La lutte contre cette pollution a fait l'objet d'un ensemble d'actions coordonnées, regroupées sous l'appellation « plan Chlordécone » dont l'action finance une partie du 4e volet sur la période 2021-2027.

Ce « plan Chlordécone IV (2021-2027) » est issu d'un processus de co-construction qui a associé les services de l'État, les collectivités territoriales, des associations et organisations professionnelles et a débouché sur une consultation publique. Il comporte six stratégies (communication, recherche, formation et éducation, santé, environnement et alimentation, santé et travail, et enfin stratégie socio-économique) dont cinq sont mises en oeuvre dans le cadre du PITE.

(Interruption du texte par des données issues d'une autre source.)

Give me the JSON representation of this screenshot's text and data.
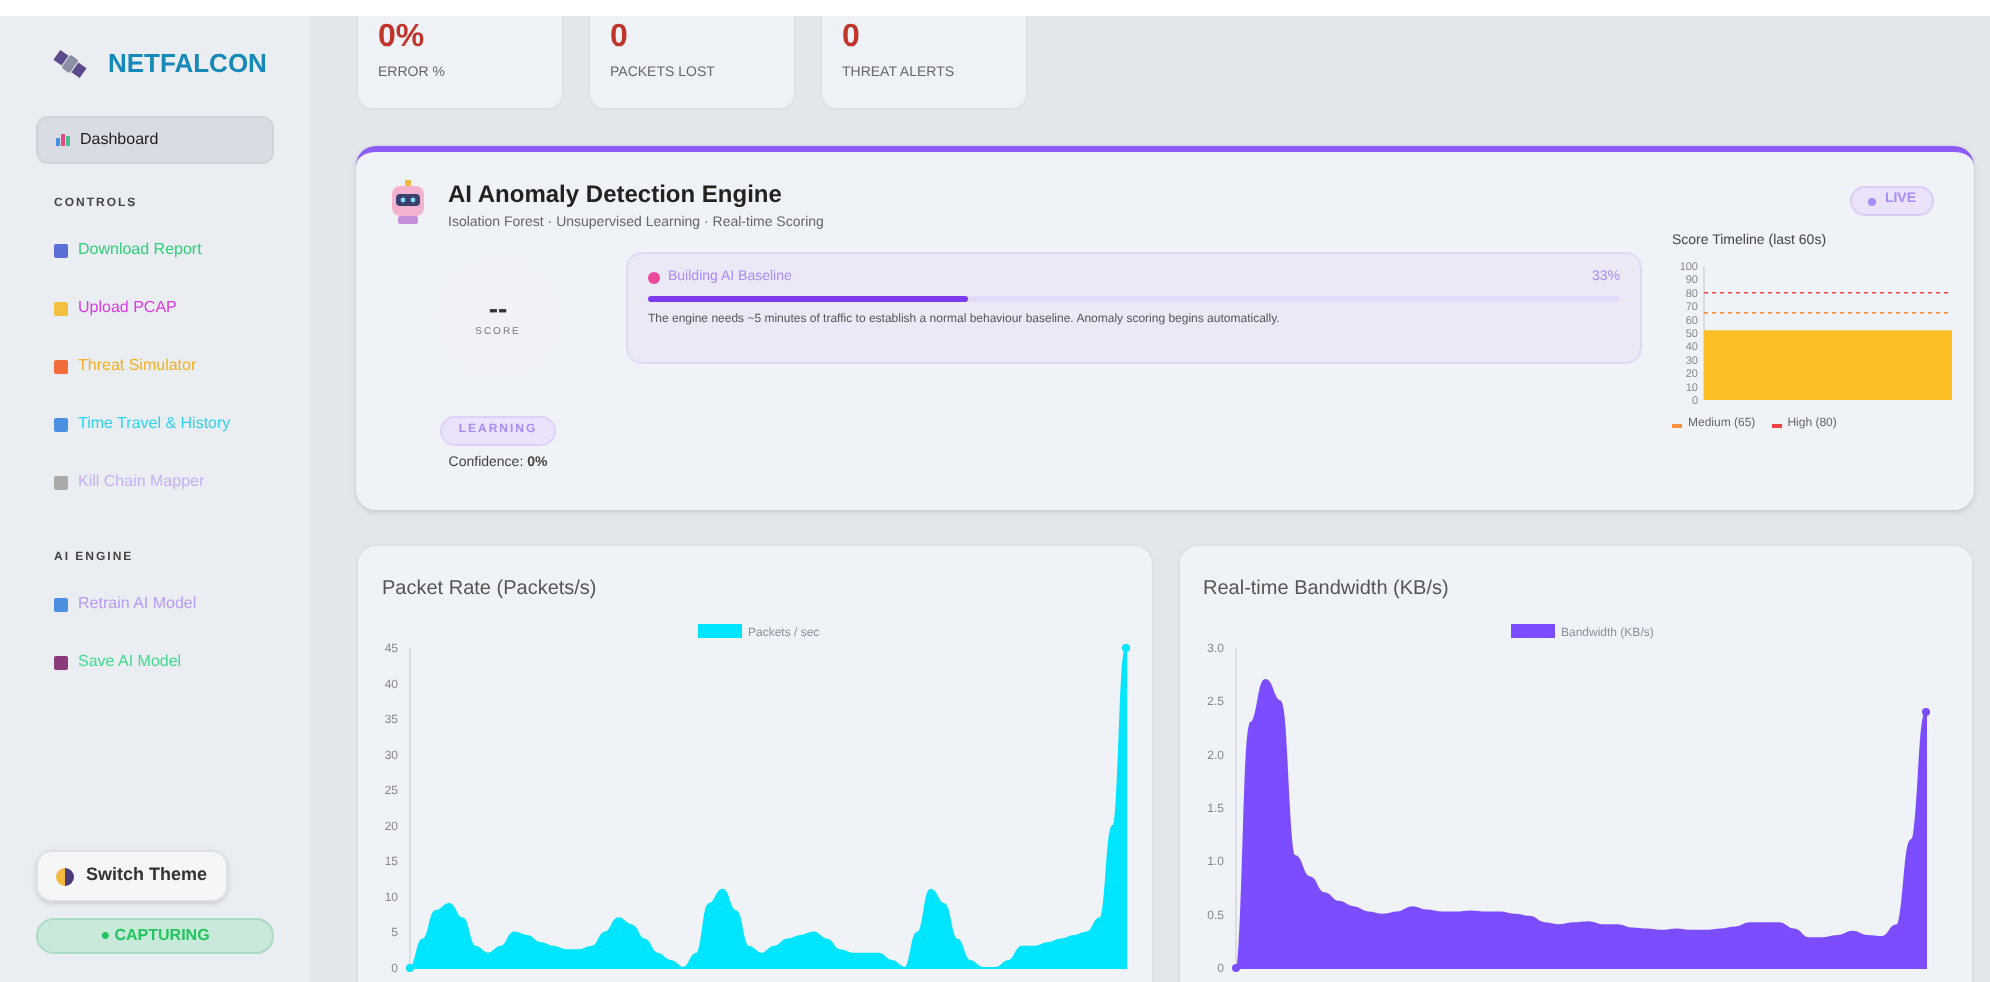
{
  "sidebar": {
    "brand": "NETFALCON",
    "items": [
      {
        "label": "Dashboard",
        "selected": true
      }
    ],
    "sections": [
      {
        "title": "CONTROLS",
        "items": [
          {
            "label": "Download Report",
            "color": "#2fd07a"
          },
          {
            "label": "Upload PCAP",
            "color": "#d93be0"
          },
          {
            "label": "Threat Simulator",
            "color": "#f5b01b"
          },
          {
            "label": "Time Travel & History",
            "color": "#2ad4ee"
          },
          {
            "label": "Kill Chain Mapper",
            "color": "#c3b2f7"
          }
        ]
      },
      {
        "title": "AI ENGINE",
        "items": [
          {
            "label": "Retrain AI Model",
            "color": "#b59cf5"
          },
          {
            "label": "Save AI Model",
            "color": "#3fdc8f"
          }
        ]
      }
    ],
    "theme_button": "Switch Theme",
    "capture_status": "● CAPTURING"
  },
  "stats": [
    {
      "value": "0%",
      "label": "ERROR %"
    },
    {
      "value": "0",
      "label": "PACKETS LOST"
    },
    {
      "value": "0",
      "label": "THREAT ALERTS"
    }
  ],
  "ai_engine": {
    "title": "AI Anomaly Detection Engine",
    "subtitle": "Isolation Forest · Unsupervised Learning · Real-time Scoring",
    "live": "LIVE",
    "score": "--",
    "score_label": "SCORE",
    "state": "LEARNING",
    "confidence": "Confidence: **0%**",
    "baseline": {
      "title": "Building AI Baseline",
      "percent": "33%",
      "level": 0.33,
      "note": "The engine needs ~5 minutes of traffic to establish a normal behaviour baseline. Anomaly scoring begins automatically."
    },
    "timeline": {
      "title": "Score Timeline (last 60s)",
      "chart_data": {
        "type": "bar",
        "values": [
          52
        ],
        "ylim": [
          0,
          100
        ],
        "yticks": [
          0,
          10,
          20,
          30,
          40,
          50,
          60,
          70,
          80,
          90,
          100
        ],
        "ref_lines": [
          {
            "axis": "y",
            "value": 65,
            "label": "Medium (65)",
            "color": "#fb923c"
          },
          {
            "axis": "y",
            "value": 80,
            "label": "High (80)",
            "color": "#ef4444"
          }
        ]
      }
    }
  },
  "charts": [
    {
      "title": "Packet Rate (Packets/s)",
      "chart_data": {
        "type": "area",
        "ylim": [
          0,
          45
        ],
        "yticks": [
          0,
          5,
          10,
          15,
          20,
          25,
          30,
          35,
          40,
          45
        ],
        "series": [
          {
            "name": "Packets / sec",
            "color": "#00e5ff",
            "values": [
              0,
              4,
              8,
              9,
              7,
              3,
              2,
              3,
              5,
              4.5,
              3.5,
              3,
              2.5,
              2.5,
              3,
              5,
              7,
              6,
              4,
              2,
              1,
              0,
              2,
              9,
              11,
              8,
              3,
              2,
              3,
              4,
              4.5,
              5,
              4,
              2.5,
              2,
              2,
              2,
              1,
              0,
              5,
              11,
              9,
              4,
              1,
              0,
              0,
              1,
              3,
              3,
              3.5,
              4,
              4.5,
              5,
              7,
              20,
              45
            ]
          }
        ]
      }
    },
    {
      "title": "Real-time Bandwidth (KB/s)",
      "chart_data": {
        "type": "area",
        "ylim": [
          0,
          3
        ],
        "yticks": [
          {
            "value": 0,
            "label": "0"
          },
          {
            "value": 0.5,
            "label": "0.5"
          },
          {
            "value": 1,
            "label": "1.0"
          },
          {
            "value": 1.5,
            "label": "1.5"
          },
          {
            "value": 2,
            "label": "2.0"
          },
          {
            "value": 2.5,
            "label": "2.5"
          },
          {
            "value": 3,
            "label": "3.0"
          }
        ],
        "series": [
          {
            "name": "Bandwidth (KB/s)",
            "color": "#7c4dff",
            "values": [
              0,
              2.3,
              2.7,
              2.5,
              1.05,
              0.85,
              0.7,
              0.62,
              0.57,
              0.52,
              0.5,
              0.52,
              0.57,
              0.54,
              0.52,
              0.52,
              0.53,
              0.52,
              0.52,
              0.5,
              0.48,
              0.42,
              0.4,
              0.42,
              0.43,
              0.4,
              0.4,
              0.37,
              0.36,
              0.35,
              0.36,
              0.35,
              0.35,
              0.36,
              0.38,
              0.42,
              0.42,
              0.42,
              0.36,
              0.28,
              0.28,
              0.3,
              0.34,
              0.3,
              0.29,
              0.4,
              1.2,
              2.4
            ]
          }
        ]
      }
    }
  ]
}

Sur la base des consultations publiques menées, et toujours dans le cadre des six stratégies précitées, sont régulièrement identifiés de nouveaux volets de mesures à développer. Ont ainsi été identifiés en 2023 quatre type de mesures qu'il conviendra de mettre en oeuvre :

• le financement d'une aide aux éleveurs de bovins pour sécuriser leur production à partir d'outils à leur disposition, comme des prises de sang prédictives du temps de décontamination avant abattage ;

• la prise en charge, de façon exceptionnelle et dérogatoire, du surcoût du traitement de l'eau potable des usines de production dont la ressource est impactée par la chlordécone ;

• la simplification de l'aide aux pêcheurs en opérant des déductions automatiques des contributions CGS-CRDS ;

• le doublement des financements sur la recherche et l'innovation à horizon 2030 pour la santé des femmes, la dépollution des sols et l'expérimentation en grandeur nature des découvertes des chercheurs.

Ces actions sont poursuivies pour 2024 à hauteur d'un peu plus de 4,2 millions d'euros, en AE comme en CP.

Ce plan a été envisagé de manière à tirer les conséquences de l'évaluation du précédent plan qui a fait apparaître plusieurs lacunes.

Les conclusions de la mission d'évaluation
du plan chlordécone III (2014-2020)

Cette mission a été confiée à l'inspection générale des affaires sociales, au conseil général de l'environnement et du développement durable, au conseil général de l'alimentation, de l'agriculture et des espaces ruraux et à l'inspection générale de l'administration, de l'éducation nationale et de la recherche, qui a rendu son rapport en février 2020. Le bilan du plan III dressé par la mission est assez sévère.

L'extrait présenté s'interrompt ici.